Now that the pandemic has eased, some of these resources can be redeployed to treat childhood pneumonia—something that’s already under way in other countries such as Ethiopia, where the government announced plans in 2021 to redistribute the pulse oximeters and oxygen therapies it used for COVID elsewhere in its health-care system.
Large aid donations often come with questions about whether such funding reaches the intended recipients in its entirety. PATH’s Smith said there are safeguards in place to ensure it does. “Each donor has unique requirements for accountability and responsible use of funds,” she wrote in an email. For instance, her organization worked closely with Senegal’s Ministry of Health and the Department of Infrastructure, Equipment, and Maintenance to distribute donated oxygen equipment to facilities in need.
Overall, such initiatives could fast-track progress on pneumonia, a disease that’s still “very much neglected” in the global health discourse, despite its global burden, says Klugman of the Bill and Melinda Gates Foundation.
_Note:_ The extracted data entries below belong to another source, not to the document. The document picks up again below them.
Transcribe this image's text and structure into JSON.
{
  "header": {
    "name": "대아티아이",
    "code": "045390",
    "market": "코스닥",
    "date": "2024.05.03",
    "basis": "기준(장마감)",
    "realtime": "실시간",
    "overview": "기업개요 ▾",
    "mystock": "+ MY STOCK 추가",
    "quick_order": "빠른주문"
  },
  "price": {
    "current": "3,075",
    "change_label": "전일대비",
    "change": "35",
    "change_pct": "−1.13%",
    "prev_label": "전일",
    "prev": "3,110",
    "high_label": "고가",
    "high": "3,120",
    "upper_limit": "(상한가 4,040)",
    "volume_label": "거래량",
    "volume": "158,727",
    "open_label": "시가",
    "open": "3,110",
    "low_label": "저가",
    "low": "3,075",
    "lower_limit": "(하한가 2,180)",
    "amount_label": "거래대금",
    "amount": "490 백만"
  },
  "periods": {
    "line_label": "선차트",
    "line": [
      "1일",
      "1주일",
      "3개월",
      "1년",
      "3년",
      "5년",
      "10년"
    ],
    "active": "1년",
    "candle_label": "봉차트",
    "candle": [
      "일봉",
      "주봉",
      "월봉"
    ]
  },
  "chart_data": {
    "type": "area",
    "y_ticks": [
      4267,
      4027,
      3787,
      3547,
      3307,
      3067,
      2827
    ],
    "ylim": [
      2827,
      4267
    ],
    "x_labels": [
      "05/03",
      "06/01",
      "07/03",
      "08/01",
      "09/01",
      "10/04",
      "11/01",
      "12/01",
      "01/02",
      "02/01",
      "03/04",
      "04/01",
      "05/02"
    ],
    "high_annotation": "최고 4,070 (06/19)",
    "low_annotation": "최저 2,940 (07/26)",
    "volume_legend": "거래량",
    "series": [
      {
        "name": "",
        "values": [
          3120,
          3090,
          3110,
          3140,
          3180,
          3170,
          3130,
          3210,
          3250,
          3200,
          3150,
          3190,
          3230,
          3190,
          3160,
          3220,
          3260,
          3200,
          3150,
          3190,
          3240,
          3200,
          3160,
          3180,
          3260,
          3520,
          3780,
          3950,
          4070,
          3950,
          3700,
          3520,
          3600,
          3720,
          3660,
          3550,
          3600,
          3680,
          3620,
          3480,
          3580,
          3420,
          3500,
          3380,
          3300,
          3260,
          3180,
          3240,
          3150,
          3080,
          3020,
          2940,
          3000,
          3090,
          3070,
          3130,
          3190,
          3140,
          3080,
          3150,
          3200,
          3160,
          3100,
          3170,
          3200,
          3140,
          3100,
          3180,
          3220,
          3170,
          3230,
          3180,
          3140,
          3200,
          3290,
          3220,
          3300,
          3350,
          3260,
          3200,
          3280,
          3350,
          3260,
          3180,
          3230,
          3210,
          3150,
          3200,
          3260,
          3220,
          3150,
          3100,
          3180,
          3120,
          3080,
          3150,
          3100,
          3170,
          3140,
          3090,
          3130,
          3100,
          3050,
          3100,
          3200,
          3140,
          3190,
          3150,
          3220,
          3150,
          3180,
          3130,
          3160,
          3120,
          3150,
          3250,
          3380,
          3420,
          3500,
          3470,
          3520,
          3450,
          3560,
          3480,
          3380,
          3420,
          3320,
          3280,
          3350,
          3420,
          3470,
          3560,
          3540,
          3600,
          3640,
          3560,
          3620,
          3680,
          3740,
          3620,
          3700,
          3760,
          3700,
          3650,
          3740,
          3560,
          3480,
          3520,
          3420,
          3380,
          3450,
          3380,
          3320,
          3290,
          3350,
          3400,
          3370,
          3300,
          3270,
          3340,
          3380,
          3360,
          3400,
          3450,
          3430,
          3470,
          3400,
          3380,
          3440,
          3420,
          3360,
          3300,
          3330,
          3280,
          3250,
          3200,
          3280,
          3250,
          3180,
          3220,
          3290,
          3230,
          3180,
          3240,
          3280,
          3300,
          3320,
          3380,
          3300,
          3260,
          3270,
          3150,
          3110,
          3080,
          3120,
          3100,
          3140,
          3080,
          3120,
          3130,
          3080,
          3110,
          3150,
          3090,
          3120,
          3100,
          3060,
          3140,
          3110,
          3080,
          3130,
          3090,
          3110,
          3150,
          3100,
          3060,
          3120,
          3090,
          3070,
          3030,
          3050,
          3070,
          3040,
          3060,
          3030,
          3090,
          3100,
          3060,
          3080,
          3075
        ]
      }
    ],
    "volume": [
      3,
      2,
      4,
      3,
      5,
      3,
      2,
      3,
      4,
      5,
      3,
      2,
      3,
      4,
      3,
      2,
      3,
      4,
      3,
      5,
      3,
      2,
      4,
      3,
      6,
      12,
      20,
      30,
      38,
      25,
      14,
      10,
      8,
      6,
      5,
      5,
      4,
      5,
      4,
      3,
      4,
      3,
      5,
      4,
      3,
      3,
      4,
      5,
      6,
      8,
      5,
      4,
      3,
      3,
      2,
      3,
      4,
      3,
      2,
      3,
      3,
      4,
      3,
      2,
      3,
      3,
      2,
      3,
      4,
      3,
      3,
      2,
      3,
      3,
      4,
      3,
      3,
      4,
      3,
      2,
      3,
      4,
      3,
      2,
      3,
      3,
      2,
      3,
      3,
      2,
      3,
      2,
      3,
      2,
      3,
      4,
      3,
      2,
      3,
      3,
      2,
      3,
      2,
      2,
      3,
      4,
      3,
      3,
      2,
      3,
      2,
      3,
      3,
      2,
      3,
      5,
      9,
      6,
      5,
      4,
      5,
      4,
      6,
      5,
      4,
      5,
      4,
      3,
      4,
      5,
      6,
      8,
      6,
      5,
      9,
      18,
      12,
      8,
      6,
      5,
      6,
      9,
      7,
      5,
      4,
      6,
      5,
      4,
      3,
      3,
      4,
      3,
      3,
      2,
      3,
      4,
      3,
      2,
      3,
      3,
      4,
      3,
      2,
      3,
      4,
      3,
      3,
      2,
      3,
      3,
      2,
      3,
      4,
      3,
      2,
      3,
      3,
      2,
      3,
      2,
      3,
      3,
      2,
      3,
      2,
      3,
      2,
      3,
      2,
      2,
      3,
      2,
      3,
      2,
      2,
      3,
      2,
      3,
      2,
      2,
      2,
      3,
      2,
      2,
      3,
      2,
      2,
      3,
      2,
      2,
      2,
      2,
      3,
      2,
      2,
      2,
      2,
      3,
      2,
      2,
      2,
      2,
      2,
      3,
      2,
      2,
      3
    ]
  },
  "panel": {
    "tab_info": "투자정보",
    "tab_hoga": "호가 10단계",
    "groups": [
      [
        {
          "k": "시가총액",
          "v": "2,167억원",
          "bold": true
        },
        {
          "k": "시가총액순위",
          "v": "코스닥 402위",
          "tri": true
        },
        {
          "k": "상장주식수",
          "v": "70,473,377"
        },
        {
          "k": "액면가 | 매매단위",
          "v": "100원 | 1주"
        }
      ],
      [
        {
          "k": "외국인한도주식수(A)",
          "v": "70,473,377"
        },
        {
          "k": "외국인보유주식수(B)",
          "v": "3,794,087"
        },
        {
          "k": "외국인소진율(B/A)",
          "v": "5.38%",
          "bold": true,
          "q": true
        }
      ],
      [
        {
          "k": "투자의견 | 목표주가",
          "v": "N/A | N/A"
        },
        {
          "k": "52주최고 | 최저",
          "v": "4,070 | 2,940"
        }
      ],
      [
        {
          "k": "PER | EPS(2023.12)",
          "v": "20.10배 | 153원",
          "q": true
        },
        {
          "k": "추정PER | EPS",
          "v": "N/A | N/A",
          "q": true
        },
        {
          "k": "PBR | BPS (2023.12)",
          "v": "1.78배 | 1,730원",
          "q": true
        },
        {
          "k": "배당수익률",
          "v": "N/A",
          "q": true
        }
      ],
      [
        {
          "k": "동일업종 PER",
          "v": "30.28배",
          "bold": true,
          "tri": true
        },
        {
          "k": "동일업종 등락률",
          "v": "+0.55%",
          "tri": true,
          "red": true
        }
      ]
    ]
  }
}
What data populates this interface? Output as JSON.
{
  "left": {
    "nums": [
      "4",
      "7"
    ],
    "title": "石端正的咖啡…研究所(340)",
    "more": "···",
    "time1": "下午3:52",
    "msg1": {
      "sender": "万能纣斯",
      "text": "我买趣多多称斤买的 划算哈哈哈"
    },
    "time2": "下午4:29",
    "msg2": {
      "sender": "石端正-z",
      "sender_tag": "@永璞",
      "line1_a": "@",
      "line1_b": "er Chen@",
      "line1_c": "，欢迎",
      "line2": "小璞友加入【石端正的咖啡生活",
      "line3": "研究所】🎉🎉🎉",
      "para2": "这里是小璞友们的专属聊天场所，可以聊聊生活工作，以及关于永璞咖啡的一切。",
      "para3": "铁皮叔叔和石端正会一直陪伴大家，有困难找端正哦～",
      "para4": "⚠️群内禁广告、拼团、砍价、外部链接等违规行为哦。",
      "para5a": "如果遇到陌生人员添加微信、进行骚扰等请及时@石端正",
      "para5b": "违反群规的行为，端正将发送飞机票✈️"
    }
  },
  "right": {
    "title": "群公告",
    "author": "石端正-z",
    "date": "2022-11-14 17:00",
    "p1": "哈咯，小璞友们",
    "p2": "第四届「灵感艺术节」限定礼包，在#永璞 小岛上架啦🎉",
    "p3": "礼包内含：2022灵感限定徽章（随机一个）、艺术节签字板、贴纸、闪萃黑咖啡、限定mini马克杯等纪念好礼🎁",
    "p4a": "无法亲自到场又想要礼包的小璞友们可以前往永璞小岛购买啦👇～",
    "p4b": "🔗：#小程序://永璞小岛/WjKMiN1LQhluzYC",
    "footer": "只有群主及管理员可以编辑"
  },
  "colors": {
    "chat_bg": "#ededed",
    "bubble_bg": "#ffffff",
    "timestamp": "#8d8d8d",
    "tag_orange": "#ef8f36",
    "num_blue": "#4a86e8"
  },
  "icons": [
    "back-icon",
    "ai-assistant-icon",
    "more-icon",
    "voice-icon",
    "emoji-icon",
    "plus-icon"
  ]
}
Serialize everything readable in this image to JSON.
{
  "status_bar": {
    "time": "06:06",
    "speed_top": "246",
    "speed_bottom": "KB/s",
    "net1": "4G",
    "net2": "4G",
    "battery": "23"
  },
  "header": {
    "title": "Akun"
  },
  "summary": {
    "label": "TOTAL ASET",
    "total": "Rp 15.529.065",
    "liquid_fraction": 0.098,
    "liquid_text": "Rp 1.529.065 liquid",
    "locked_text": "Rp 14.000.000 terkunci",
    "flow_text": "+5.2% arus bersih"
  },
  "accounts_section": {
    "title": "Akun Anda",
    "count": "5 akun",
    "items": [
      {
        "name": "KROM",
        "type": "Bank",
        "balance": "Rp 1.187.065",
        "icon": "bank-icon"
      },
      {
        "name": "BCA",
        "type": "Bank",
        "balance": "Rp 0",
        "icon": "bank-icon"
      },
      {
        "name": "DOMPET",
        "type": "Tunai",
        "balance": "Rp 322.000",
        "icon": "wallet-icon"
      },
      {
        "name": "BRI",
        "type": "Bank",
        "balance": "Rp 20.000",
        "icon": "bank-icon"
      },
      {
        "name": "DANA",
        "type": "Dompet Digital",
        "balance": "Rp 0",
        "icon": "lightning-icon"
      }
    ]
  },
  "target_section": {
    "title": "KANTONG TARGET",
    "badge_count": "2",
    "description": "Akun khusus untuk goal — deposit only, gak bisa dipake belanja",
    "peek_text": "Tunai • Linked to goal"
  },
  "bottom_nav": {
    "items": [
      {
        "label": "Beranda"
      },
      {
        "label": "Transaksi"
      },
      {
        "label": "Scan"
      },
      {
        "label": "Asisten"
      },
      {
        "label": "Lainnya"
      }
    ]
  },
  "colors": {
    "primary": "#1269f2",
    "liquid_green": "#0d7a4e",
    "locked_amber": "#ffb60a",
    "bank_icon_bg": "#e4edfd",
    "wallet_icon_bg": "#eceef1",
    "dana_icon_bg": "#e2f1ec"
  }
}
Pneumonia is still chronically underfunded, taking just 5 percent of the money devoted to fighting infectious disease globally, and just 3 percent of the research funding allocated to infectious diseases from 2000 to 2017 by public and philanthropic funders in G20 countries.
Prevention will be crucial—and progress is under way to develop new, targeted vaccines, which protect better against pneumonia compared with existing vaccines, Klugman says. But for now, oxygen remains a uniquely efficient way to save lives. As such, the pandemic responses that many countries have drawn up provide an ideal framework for action—a “foundation for continued declines in deaths from all-cause respiratory infections over the next decade,” according to a 2021 report on pneumonia and the coronavirus pandemic produced by JustActions.
Indeed, it’s not just children with pneumonia who stand to benefit from this spread: Wider oxygen provisions will aid people with infectious diseases, cardiovascular diseases, and asthma.
This larger importance, laid bare and elevated by the pandemic, is behind the recent September 2022 launch of the Lancet Global Health Commission on medical oxygen security, a new partnership of academics and NGOs, which will reportedly include strong representation from lower- and middle-income countries. The Commission seeks to build on the pandemic’s gains and provide policy makers with information and tools to close the crucial gaps in global oxygen-supply chains.
Already, the benefits of expanded oxygen access are evident at the Ngor health center, where the copper pipes are reminders of a traumatic time but now stretch beyond the emergency room, ferrying oxygen to those who need it most. Just off the main corridor of the second floor, those pipes have been trained into a room with walls decorated with cheerful stickers of Dora the Explorer, flowers, and birds—a children’s ward.
As Badiane puts it: “In 2022, really oxygen should be available and affordable in every health facility.”